18 Nisan 2024 Perşembe

 

                    HİNTİKKA MANTIĞINA GİRİŞ

Girişte söylediğimiz gibi Hinttika teoretik bir filozoftur; felsefenin pratik ve pragmatik olmayan bütün alanlarıyla ilgilenmiştir. Teoretik felsefe konularından biri de mantıktır; bu nedenle mantık onun başlıca ilgi alanlarından biridir.

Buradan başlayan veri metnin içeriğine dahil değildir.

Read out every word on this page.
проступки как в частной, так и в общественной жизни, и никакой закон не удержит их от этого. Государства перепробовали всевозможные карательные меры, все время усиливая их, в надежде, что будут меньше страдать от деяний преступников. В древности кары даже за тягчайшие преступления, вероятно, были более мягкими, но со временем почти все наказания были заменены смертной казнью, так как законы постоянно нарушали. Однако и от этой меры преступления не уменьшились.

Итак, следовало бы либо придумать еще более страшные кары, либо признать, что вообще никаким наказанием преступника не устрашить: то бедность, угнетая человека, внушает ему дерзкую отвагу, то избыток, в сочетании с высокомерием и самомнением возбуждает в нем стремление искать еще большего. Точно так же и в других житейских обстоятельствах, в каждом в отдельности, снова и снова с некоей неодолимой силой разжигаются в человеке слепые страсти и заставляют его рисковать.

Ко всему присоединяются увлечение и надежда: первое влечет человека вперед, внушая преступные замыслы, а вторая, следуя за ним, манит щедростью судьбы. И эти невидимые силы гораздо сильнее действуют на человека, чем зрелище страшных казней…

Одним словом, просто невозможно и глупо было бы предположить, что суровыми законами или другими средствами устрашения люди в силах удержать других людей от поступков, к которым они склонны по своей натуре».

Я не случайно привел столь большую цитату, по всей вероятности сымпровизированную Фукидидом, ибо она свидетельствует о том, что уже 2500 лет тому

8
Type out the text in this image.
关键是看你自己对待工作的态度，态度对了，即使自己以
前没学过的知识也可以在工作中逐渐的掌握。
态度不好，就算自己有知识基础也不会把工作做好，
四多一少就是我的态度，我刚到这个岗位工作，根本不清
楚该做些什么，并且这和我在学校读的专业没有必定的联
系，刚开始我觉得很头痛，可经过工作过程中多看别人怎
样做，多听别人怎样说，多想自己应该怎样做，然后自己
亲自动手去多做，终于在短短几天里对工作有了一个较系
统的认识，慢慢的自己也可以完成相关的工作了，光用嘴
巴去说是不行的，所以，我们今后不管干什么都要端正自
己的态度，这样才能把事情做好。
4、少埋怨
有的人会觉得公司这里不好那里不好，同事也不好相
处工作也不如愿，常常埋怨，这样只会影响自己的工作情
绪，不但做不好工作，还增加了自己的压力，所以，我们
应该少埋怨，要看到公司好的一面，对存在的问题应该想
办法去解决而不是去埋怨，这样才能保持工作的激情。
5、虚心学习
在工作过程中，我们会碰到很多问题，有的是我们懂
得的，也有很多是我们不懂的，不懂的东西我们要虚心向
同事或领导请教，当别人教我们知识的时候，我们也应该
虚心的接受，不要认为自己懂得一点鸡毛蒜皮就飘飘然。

Hintikka’ya göre felsefede mantıkla doğrudan veya dolaylı olarak ilgisi olmayan alanlar çok azdır;  mantıksal kavramlarımızdan bağımsız olarak analiz edilebilen kavramlar enderdir. Onda mantık problemlerini çözmek; mantığı semantik açısından geliştirmek ve teorik model teorileriyle yeniden biçimlendirmek bir tutkudur.  Hinttikka modeller  teorisine dayanarak, modal (olasılık, zorunluluk) sorunları ve önermesel tutumların (inanç, bilgi) ortaya çıkardıkları problemleri çözer;  bilgi kavramına ilişkin mantıksal ve semantik araçlar kullanarak felsefe sorunlarını yeniden ele alır.

 Hintikka’nın ilk çalışmaları Carnap sonrası semantik dönemin etkisindedir. Bunlarda dil, doğruluk terimleri kullanarak dünyayı betimleme aracıdır. Filozof mantıkta iki amaç kabul eder:

1. Dilin betimsel fonksiyonlarının analizini gerçekleştirmek,

2. Modal kavramları analiz etmek.

Hintikka ilk amacına ulaşmak için Carnap’ın nesne durumlarına benzer “Hintikka bütünleri” de denen modal-set kavramından yararlanır.

Filozof 1955’ten itibaren temel mantığı için bir kanıt prosedürü olan model-set tekniğini uygular. Bu model set tekniğini hem mantıksal doğruları göstermek için hem de nesnelere ilişkin doğrudan temellendirmek işin kullanır. O şunu açıkça ifade eder: Nicelenmiş bir formül bir model-setle birleşmişse tatmin edilebilir; eğer model setin öğeleri doğruysa model setten hareketle realitenin mantıksal bir ilgisi olan bir iş modeli oluşturmak mümkündür. Hintikka Tractatus’un resim teorisinin bir genişletilmesi olan nicelemeye ilişkin teorinin mantıksal bir yorumunu yapar.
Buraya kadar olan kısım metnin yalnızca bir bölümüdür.